Vincent took the phone away from his ear and regarded it for a moment. He had a vivid picture of Terello at this instant even though he had never seen the man: he would be a short, fat, balding character sitting now in a bathrobe, hunched over the phone, smoking, huge beading droplets of sweat pouring off him as his wife looked at him frantically from the bedroom door. He would be waving his wife away, trying to tell her to get the hell out of there but she would not be moving because she had no idea what was really going on and would be afraid that the man was having a heart attack. Vincent sighed. Good instincts didn’t mean that you had to necessarily enjoy the pictures they painted in your mind.

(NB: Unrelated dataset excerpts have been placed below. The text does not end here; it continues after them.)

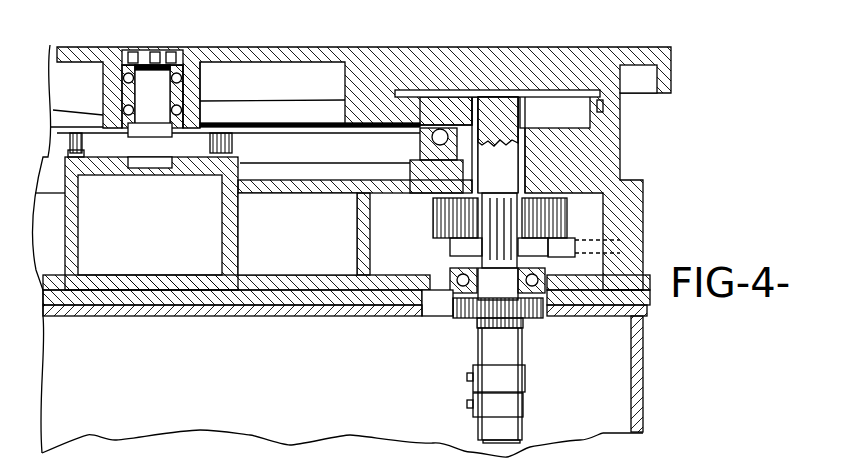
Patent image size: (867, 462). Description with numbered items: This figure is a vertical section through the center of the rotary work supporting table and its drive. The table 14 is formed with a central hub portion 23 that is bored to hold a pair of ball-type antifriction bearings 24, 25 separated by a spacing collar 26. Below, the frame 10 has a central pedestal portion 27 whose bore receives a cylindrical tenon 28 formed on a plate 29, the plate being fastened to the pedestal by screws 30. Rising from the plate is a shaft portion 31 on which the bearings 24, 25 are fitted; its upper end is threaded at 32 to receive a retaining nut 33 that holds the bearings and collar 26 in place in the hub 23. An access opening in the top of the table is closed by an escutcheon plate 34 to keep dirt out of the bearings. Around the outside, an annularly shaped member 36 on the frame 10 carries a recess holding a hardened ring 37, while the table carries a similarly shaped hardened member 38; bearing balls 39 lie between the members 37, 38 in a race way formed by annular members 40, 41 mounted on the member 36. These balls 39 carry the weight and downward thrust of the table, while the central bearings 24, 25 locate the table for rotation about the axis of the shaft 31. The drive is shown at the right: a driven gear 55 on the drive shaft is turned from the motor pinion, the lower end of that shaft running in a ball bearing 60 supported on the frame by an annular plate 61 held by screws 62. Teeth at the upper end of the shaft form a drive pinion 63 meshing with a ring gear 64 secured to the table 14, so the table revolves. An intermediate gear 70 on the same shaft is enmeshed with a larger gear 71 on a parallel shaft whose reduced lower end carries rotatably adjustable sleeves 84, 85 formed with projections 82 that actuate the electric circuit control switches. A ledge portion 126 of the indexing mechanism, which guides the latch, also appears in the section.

The frame 10 is at (640, 350).
The table 14 is at (352, 34).
The central hub portion 23 is at (192, 94).
The antifriction bearing 24 is at (200, 74).
The antifriction bearing 25 is at (178, 110).
The collar 26 is at (123, 80).
The central pedestal portion 27 is at (205, 168).
The cylindrical tenon 28 is at (137, 168).
The plate 29 is at (70, 146).
The screws 30 is at (72, 134).
The shaft portion 31 is at (147, 97).
The threaded portion 32 is at (153, 52).
The retaining nut 33 is at (137, 52).
The escutcheon plate 34 is at (115, 47).
The annularly shaped member 36 is at (425, 172).
The ring 37 is at (440, 162).
The hardened member 38 is at (447, 117).
The bearing balls 39 is at (432, 139).
The annular member 40 is at (421, 134).
The annular member 41 is at (480, 112).
The driven gear 55 is at (470, 320).
The ball bearing 60 is at (590, 300).
The annular plate 61 is at (440, 308).
The screws 62 is at (455, 278).
The drive pinion 63 is at (520, 111).
The ring gear 64 is at (420, 90).
The gear 70 is at (492, 239).
The larger gear 71 is at (440, 223).
The projections 82 is at (467, 377).
The sleeve 84 is at (525, 375).
The sleeve 85 is at (523, 406).
The ledge portion 126 is at (594, 218).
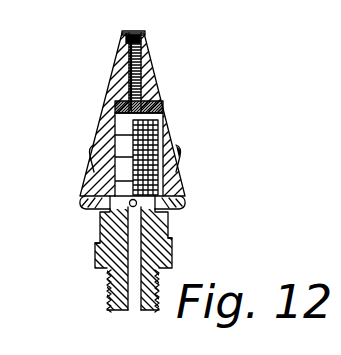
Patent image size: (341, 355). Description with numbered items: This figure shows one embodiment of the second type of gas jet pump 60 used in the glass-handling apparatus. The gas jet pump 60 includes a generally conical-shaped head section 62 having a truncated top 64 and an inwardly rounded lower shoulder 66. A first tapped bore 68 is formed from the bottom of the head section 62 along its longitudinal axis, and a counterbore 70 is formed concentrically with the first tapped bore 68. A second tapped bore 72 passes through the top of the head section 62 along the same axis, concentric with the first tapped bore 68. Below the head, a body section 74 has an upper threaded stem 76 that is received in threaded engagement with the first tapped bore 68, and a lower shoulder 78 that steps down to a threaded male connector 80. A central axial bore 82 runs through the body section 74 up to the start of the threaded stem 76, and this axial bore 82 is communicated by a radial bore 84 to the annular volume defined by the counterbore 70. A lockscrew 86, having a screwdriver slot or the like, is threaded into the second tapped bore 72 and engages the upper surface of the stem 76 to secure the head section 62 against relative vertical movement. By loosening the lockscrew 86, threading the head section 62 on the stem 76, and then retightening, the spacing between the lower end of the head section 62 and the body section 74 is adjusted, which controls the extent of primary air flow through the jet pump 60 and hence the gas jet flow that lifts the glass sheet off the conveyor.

The gas jet pump 60 is at (160, 80).
The head section 62 is at (150, 54).
The truncated top 64 is at (126, 32).
The inwardly rounded lower shoulder 66 is at (95, 204).
The first tapped bore 68 is at (161, 112).
The counterbore 70 is at (103, 200).
The second tapped bore 72 is at (138, 32).
The body section 74 is at (110, 231).
The upper threaded stem 76 is at (122, 133).
The lower shoulder 78 is at (94, 267).
The threaded male connector 80 is at (105, 286).
The central axial bore 82 is at (130, 311).
The radial bore 84 is at (176, 193).
The lockscrew 86 is at (128, 73).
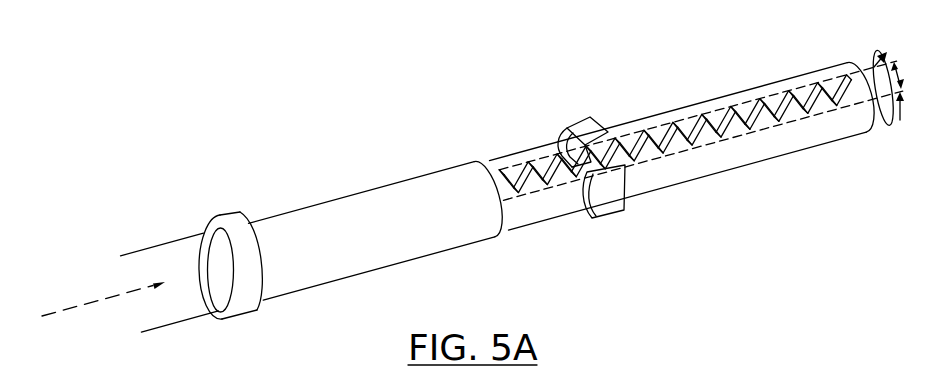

He brought the phone back to his ear.

“All right, Terello,” he said, “you sit tight.”

“You mean stay indoors?”

“That might not be a bad idea.”

“I got things to do and I did hope to make the funeral—”

“Don’t worry about the funeral. Going to the funeral won’t do you any good and it sure as hell won’t help Marasco where he’s at now. You stay at the apartment and wait for word.”

“How long? When will I get word?”

“I don’t know,” Vincent said quietly, “that depends on what I decide. It could be five minutes from now and then again you could be sitting around in your bathrobe for ten years. Take up crossword puzzles. Learn solitaire. Watch some television.”

“Okay. Okay.”

“Stay underground and be reachable at all times.”

“Oh I will,” Terello said, “I will.”

“And don’t you ever try to get in touch with me,” Vincent said. “I have something to say, you’ll hear. Otherwise you just sit because if you don’t hear I’ve got nothing to say.”

“I wouldn’t even know where to reach you,”

“That’s good,” Vincent said, “that’s real, real good,” and put the phone down abruptly, took the toothpick from his mouth and considered it.

He guessed that if he wanted he could project his instincts again and see Terello now; the man had barrelled the phone into his gut like a midwife might hold a baby, the cold surfaces were chilling him, the cigarette dangled from his mouth, smoke burning his eyes, he was weeping in terror.
What the hell is this?
his wife was saying,
I thought that you were in sporting goods.

Well, that could wait. Terello was clean at least in the sense that he had had no part of this and had no information. It might be necessary to have him removed simply in the interests of keeping things neat at the end but that would depend upon other factors and strictly speaking might be avoided. There was no way to decide how to deal with Terello, however, until he understood the full picture and Vincent knew that he was a way from that, a long long way.

He sighed and threw away the toothpick. A strange, rolling constriction spread through his own gut: Peter Vincent had a feeling that he was in for it. He picked up the intercom and told the houseman that he had better bring up a pack of cigarettes right away. Also, divert all calls away from him; he was going to be tied up here for a while.

The houseman said sure. He asked Vincent if he really were going to go back to smoking after all the good work he had done to kick the habit. Vincent let him get away with it because the man was a good employee who also knew karate at the seventh level. He said that yes he was going back to smoking. He had tried smoking and that was good and he had tried quitting which was even better so now he would go back to smoking again so that he could have the satisfaction of quitting from the start.

The houseman seemed to understand this. Vincent concentrated on the phone, sharpened every singing nerve, and got down to serious work.